The crowd roared with laughter.
“Not I, sir,” the boy said staunchly. “Not until I have tested my sword against yours.”
“Oh, for God’s sake, Figburt. What do you think you need to prove?”
“That you can’t disarm me.”
“Ah,” Ram said. “A bit of revenge?”
“Aye.”
“Far be it from me to caution against vengeful endeavors. But wait a second, lad. If we are to be reenacting that memorable night…” His unfocused gaze roamed about the ring of faces, falling on a young woman, her garish yellow hair tumbling down her mostly naked bosom. He snagged her wrist, yanked her forth, and dipped her over his forearm.
Helena felt the blood leave her face in a rush.
“For luck.”
His mouth descended on the girl’s. At once she flung an arm around his neck, pulling his head, while the other hand settled high on Ram’s thigh, moving upward. The crowd hooted and whistled, and some clapped.

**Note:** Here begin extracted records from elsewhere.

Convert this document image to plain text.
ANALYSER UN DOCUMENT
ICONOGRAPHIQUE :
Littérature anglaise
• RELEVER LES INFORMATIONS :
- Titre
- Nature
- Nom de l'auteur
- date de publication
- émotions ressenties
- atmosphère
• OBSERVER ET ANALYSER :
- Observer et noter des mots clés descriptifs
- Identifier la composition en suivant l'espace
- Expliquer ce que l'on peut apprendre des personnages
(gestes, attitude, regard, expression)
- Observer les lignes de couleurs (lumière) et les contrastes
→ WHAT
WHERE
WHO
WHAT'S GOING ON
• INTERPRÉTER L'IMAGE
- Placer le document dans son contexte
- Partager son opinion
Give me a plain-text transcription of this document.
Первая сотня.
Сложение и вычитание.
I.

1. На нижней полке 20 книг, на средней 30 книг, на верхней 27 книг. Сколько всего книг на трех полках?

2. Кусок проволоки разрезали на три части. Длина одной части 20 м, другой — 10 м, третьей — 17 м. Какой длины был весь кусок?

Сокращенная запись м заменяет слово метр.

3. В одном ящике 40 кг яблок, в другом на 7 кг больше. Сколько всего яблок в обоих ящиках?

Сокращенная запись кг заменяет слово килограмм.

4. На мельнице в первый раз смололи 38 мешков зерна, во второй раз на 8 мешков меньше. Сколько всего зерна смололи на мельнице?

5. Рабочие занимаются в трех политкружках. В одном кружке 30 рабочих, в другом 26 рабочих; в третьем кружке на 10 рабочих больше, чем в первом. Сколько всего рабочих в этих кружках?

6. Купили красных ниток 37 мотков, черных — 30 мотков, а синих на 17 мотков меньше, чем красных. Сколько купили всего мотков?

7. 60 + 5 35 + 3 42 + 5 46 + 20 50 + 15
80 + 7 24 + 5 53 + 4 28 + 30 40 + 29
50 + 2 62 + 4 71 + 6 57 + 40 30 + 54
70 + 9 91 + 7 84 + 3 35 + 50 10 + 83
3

Helena felt as if she’d been struck. As if he had struck her. She reached out, seeking a bolster that wasn’t there. The girl’s touch moved even higher, seeking a more intimate purchase. Helena squeezed her eyes shut, faint and mortified, and opened them to look straight into Ramsey Munro’s eyes, stark and damned and riveted upon her. The girl still writhed suggestively against him, his body still stood bowed over hers, but his eyes belonged to Helena.
She didn’t want him.
He’d already belonged to too many.
She stumbled off the chair and pushed her way back through the throng, reeling along the perimeter. In front of her, a door stood ajar. Without thought she dashed through it and into a back alley erratically lit by smoking lanterns and adrift in mist. A light rain had begun, soaking the shadows and making the cobblestones slick beneath her feet. A couple locked tightly together blocked the passage leading to the main thoroughfare, sounds of animal urgency coming from them.
My God. Helena wheeled in the opposite direction, hurrying past stacks of crates and boarded doorways, piles of refuse and heaps of broken bottles. Above her, the blind, dark eyes of windows stared down with inimical indifference. A rat squeaked, and she doubled her pace as the thick, warm drizzle grew heavier.
Her hair fell from its elaborate coiffure, and the flour whitening it ran in rivulets down her bare shoulders into a river between her breasts. The velvet skirts grew sodden. She paid none of it any heed. A litany of self-castigation had begun in her mind.
Fool! Fool, to flirt with this life, his life. Fool, to think one could come near a burning angel and not be singed. Fool, to wish she had been the one in his arms…
The passage turned, and she found herself in a small yard occupied by a broken handcart, the only other egress a narrow black slit in the corner. She stopped as a sudden feeling of danger fell over her.